Figure 10 illustrated that the double peaks of maximum concentrations were observed for GNA solution, which may be attributed to the enterohepatic circulation. This was in accordance with the previous study of Huang et al (Huang et al., 2013). However, there was no double peaks phenomenon in rats by administration of GNA-NS. As the literature reported, nanoparticulate drug delivery system can overcome the enterohepatic recirculation phenomena (Singh et al., 2014). For example, Hong et al. (2014) prepared myricetin NS and the enterohepatic recirculation of myricetin crude drug in rats was subdued by administration of NS formulation.

Conclusions

The present study has successfully developed a novel GNA-NS by simple precipitation method. The SEM morphology and PS analysis manifested that spherical nanoparticles were formed with a mean PS of 183.7 nm. XRD analysis demonstrated that GNA in NS may be in amorphous phase. The lyophilized powder showed good physical stability for 3 months at 25 °C, hinted a transformed forms as solid dosage. As compared to GNA solution, GNA-NS exerted a much slower in vitro dissolution rate and an enhanced cytotoxicity in HepG2 cells. The in vivo pharmacokinetics study in rats revealed that the relative bioavailability of GNA-NS formulation was 263% with longer t_1/2 and MRT compared to GNA solution. In conclusion, this research demonstrated that GNA-NS formulation was obviously superior to GNA solution. Hence, GNA-NS with enhanced bioavailability and drug efficacy would be a promising drug delivery system and be worthy of further exploration.

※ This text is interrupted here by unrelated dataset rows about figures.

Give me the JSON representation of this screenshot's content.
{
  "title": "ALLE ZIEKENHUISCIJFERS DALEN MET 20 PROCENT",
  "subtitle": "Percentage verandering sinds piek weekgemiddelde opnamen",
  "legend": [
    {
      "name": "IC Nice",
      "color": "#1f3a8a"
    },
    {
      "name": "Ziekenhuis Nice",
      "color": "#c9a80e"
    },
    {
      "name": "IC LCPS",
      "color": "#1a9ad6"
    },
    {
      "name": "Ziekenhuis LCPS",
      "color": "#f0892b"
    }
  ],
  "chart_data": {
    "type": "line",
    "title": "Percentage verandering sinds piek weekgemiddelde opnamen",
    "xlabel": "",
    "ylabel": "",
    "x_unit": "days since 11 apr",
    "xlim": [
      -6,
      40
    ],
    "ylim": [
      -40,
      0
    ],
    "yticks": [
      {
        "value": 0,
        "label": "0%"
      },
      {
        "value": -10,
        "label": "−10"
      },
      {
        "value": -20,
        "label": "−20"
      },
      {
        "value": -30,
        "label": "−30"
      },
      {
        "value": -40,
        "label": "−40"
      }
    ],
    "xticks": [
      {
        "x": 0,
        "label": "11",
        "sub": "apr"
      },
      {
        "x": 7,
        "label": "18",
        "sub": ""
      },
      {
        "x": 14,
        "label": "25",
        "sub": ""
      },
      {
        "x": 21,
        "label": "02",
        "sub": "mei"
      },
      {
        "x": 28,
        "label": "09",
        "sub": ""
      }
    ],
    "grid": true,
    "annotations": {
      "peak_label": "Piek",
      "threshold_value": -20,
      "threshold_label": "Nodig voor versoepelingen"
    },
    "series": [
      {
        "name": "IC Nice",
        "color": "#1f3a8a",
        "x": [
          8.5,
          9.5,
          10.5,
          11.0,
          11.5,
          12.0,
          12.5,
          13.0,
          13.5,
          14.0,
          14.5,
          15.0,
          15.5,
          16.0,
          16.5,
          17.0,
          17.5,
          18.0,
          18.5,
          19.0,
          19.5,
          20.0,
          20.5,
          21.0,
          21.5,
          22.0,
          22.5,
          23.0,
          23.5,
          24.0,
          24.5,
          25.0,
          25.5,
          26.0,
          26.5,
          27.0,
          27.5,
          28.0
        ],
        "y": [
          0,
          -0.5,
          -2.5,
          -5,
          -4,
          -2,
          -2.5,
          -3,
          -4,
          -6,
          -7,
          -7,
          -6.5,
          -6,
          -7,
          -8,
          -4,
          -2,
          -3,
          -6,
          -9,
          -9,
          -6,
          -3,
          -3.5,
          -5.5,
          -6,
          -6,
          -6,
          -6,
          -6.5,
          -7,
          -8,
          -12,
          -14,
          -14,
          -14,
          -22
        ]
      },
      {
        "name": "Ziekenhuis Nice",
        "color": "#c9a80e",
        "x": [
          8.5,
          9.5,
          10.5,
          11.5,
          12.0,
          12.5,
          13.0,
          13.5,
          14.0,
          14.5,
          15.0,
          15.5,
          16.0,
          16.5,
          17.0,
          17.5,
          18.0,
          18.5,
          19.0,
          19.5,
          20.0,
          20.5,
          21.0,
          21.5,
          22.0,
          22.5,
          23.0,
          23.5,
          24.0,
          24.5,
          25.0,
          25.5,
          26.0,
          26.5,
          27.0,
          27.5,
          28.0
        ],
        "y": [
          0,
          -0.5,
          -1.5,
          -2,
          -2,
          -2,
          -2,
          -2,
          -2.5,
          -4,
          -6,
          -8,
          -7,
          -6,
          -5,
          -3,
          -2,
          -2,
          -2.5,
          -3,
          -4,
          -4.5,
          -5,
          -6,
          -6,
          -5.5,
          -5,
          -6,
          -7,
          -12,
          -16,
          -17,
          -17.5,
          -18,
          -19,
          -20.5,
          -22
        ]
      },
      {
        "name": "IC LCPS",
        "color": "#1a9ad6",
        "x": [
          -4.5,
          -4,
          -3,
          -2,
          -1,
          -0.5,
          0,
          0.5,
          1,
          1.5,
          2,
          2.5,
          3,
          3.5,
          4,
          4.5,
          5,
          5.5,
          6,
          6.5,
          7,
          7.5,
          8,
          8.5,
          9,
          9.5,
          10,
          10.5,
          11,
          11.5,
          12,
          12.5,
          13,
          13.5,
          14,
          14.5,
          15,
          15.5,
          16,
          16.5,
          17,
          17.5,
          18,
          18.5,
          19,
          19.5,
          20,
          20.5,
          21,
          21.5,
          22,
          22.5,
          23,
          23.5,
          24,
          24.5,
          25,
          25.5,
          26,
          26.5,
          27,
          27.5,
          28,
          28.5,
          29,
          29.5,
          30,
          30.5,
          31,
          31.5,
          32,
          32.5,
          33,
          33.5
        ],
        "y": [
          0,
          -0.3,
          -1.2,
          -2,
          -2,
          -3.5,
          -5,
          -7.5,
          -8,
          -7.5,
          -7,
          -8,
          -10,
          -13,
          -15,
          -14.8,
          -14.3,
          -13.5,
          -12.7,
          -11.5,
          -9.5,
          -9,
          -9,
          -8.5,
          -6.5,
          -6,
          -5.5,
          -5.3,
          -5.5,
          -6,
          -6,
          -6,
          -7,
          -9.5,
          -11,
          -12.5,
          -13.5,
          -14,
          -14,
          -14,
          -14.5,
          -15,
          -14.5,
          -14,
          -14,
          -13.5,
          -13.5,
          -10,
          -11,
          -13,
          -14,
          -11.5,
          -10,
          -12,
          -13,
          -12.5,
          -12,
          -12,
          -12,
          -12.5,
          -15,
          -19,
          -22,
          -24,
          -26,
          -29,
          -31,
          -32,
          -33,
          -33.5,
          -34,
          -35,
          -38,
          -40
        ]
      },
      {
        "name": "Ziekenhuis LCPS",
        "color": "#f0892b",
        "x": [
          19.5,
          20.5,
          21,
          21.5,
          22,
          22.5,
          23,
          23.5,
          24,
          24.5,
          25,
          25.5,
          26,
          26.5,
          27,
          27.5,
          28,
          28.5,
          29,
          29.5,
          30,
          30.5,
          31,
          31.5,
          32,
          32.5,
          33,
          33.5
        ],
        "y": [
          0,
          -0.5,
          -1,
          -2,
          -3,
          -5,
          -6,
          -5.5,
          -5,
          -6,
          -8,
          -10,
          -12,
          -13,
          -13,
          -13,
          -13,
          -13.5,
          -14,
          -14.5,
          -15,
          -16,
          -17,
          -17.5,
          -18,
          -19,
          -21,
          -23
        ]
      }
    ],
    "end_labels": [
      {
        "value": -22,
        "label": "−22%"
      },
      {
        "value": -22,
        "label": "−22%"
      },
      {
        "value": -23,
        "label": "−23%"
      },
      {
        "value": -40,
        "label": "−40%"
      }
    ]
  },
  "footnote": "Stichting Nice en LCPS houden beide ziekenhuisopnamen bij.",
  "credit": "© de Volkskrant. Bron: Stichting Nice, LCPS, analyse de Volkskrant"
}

Supplementary material available online

Supplementary Figure S1 and Tables s1 and S2

Acknowledgement

The authors gratefully acknowledge Wang Xiaoshan’s laboratory for the gift samples.

Declaration of interest

The authors report no conflicts of interest. The authors alone are responsible for the content and writing of this article.

The authors also acknowledge the funding support from the National Natural Science Foundation of China (Grants 51303006) and the Provincial Natural Science Foundation (1408085MH196, KJ2012ZD09, 10040606Q36) of Anhui Province.